Abominamos de la tiranía de los mercados pero nuestra vida es un bazar abierto todos los días, una letanía interminable de ofertas y demandas. Cada cual despacha el género que puede, su inteligencia, su belleza o su dinero, y compra también según sus ansias y necesidades. Algunos arruinan sus vidas empecinándose en ofrecer lo que no tienen, y cada biografía es un dar y un tomar, el trapicheo de la supervivencia. A veces disponemos del producto que otro busca, y nos satisface la compensación que nos ofertan, y entonces se producen raras consonancias, llamadas también momentos de felicidad en las novelas. Otras, desearíamos adquirir algo que el prójimo no está dispuesto a vender, o nos piden más de lo que estaríamos decididos a dar, o aparece el fraude, y te entregan un puñado de afecto en mal estado a cambio de un amor infinito.

En las relaciones humanas, si la oferta se ajusta a la demanda, el mundo se nos aparece ordenado y armónico, y cuando sucede lo contrario, de tarde en tarde, alguien escribe una obra maestra. Lo mismo que los mercados, somos impredecibles y caprichosos, y no sabemos a menudo cómo vamos a reaccionar ante las propuestas de nuestro entorno. El mercadillo de nuestra vida no funciona sólo con monedas, aunque hay quien pretende comprar con dinero el afecto de otro, o simplemente su cuerpo, pero todo tiene un coste, a plazos o al contado, en fracasos o en salud, en esfuerzo o en desengaños. También puede ocurrir que uno acabe adquiriendo material defectuoso, descubierto con el tiempo en una amistad que parecía indestructible, o en un familiar muy querido, y se termina pagando por ello una prima de riesgo elevadísima.

Hay seductores que especulan sin regulaciones para hacerse con la simpatía y hasta con la voluntad de los demás, y personas menos agraciadas que pagan intereses mucho más altos para empatizar con sus congéneres. Los mercados acumulan plusvalías y nosotros almacenamos deseos, y también corremos el riesgo de sufrir nuestra propia devaluación. Unos ofrecen un pedazo de su libertad a cambio de un poco de seguridad, y en eso consiste en parte el fenómeno denominado amor, pero la mayoría actuamos con la misma avidez que ahora censuramos en las plazas financieras. El triunfo del capitalismo se basa en su enorme sintonía con la naturaleza humana, lo mismo que el fracaso del comunismo tiene su origen en todo lo contrario.

Todos estamos llenos y rellenos de mercado.
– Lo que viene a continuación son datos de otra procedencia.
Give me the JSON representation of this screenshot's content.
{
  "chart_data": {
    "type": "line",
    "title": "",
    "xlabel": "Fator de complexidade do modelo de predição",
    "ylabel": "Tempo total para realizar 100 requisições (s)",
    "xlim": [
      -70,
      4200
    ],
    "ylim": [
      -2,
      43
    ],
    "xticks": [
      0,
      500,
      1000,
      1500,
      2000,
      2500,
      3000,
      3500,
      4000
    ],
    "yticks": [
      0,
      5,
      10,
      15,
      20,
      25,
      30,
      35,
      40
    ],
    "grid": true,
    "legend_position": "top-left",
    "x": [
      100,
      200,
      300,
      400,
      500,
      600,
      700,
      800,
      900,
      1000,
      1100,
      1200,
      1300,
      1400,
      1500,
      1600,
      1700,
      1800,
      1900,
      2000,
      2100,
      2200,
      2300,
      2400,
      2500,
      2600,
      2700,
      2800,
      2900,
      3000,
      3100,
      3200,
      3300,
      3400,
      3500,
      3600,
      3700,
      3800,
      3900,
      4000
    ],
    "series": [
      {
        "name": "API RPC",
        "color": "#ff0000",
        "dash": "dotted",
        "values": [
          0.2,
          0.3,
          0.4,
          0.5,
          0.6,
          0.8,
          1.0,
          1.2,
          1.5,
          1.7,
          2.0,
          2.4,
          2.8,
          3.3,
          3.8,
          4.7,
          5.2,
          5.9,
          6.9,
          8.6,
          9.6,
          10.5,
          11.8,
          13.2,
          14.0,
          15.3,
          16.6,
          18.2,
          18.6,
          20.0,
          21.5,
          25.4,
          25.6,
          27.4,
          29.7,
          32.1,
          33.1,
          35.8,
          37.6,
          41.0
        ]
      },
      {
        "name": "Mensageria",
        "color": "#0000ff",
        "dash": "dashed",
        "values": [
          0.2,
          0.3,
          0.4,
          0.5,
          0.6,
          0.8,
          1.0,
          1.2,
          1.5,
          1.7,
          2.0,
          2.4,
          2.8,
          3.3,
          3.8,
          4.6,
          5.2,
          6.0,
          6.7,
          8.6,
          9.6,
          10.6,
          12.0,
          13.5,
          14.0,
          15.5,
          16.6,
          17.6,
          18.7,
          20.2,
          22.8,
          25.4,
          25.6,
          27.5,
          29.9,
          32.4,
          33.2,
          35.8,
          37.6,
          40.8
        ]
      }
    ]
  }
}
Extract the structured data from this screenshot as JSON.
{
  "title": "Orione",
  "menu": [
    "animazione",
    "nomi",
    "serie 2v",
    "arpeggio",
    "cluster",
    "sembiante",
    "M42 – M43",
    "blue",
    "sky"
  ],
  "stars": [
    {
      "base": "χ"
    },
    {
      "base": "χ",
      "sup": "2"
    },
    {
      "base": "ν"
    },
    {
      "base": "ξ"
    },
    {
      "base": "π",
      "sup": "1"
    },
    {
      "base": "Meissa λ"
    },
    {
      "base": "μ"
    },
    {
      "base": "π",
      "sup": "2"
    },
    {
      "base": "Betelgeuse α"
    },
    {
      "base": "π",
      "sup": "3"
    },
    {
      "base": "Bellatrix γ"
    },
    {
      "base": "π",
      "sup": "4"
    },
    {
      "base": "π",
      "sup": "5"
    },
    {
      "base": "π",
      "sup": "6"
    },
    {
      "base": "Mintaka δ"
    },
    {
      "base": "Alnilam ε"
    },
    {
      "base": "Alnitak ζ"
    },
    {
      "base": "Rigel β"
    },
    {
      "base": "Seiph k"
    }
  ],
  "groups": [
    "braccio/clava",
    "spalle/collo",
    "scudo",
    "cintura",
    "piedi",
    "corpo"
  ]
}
Adquirimos del otro lo que nos complace, rechazamos los artículos humanos que nos desagradan, y muchos se tienen que conformar con las marcas blancas para ir tirando. Pero todos necesitamos combustible para funcionar, y la mayor parte hay que adquirirlo en estaciones de servicio ajenas, y retribuimos esa energía en especie, con algún carburante más o menos compatible de nuestras propias instalaciones. Nadie está libre del mercadeo y algunos se pasan la vida cambiando continuamente el escaparate de su existencia, para intentar vender algo. Solo los místicos están fuera del mercado o, mejor dicho, intercambian el género únicamente con Dios, su exclusivo proveedor. Y tampoco regalan nada, porque esperan a cambio la recompensa de una vida eterna más confortable y divina que la del resto de los mortales.

El mercadeo libre es la naturaleza humana expandiéndose por todos los órdenes de la vida y por los parqués inversionistas del mundo. Los mercados financieros y los mercados que llevamos dentro se rigen por la ley del deseo. El deseo de acumular capital o de realizar cualquier apetencia personal. El comunismo también fracasó al coartar la libre circulación del deseo, cuyo monopolio pertenecía al Estado. Abandonamos un amor cuando nos ofrece menos de lo que damos y comprobamos entonces que la balanza está desequilibrada, y hacemos números como haría un inversor, o somos abandonados cuando nos piden más de lo que estamos dispuestos a ofertar. Buscamos en los muestrarios de los demás aquello que necesitamos para completar nuestro propio catálogo, sea un afecto duradero o el polvo estelar de una tarde. Nos metemos mucho con los mercados de los dineros sin caer en la cuenta de que también nosotros operamos parecidamente a lo largo de nuestras vidas.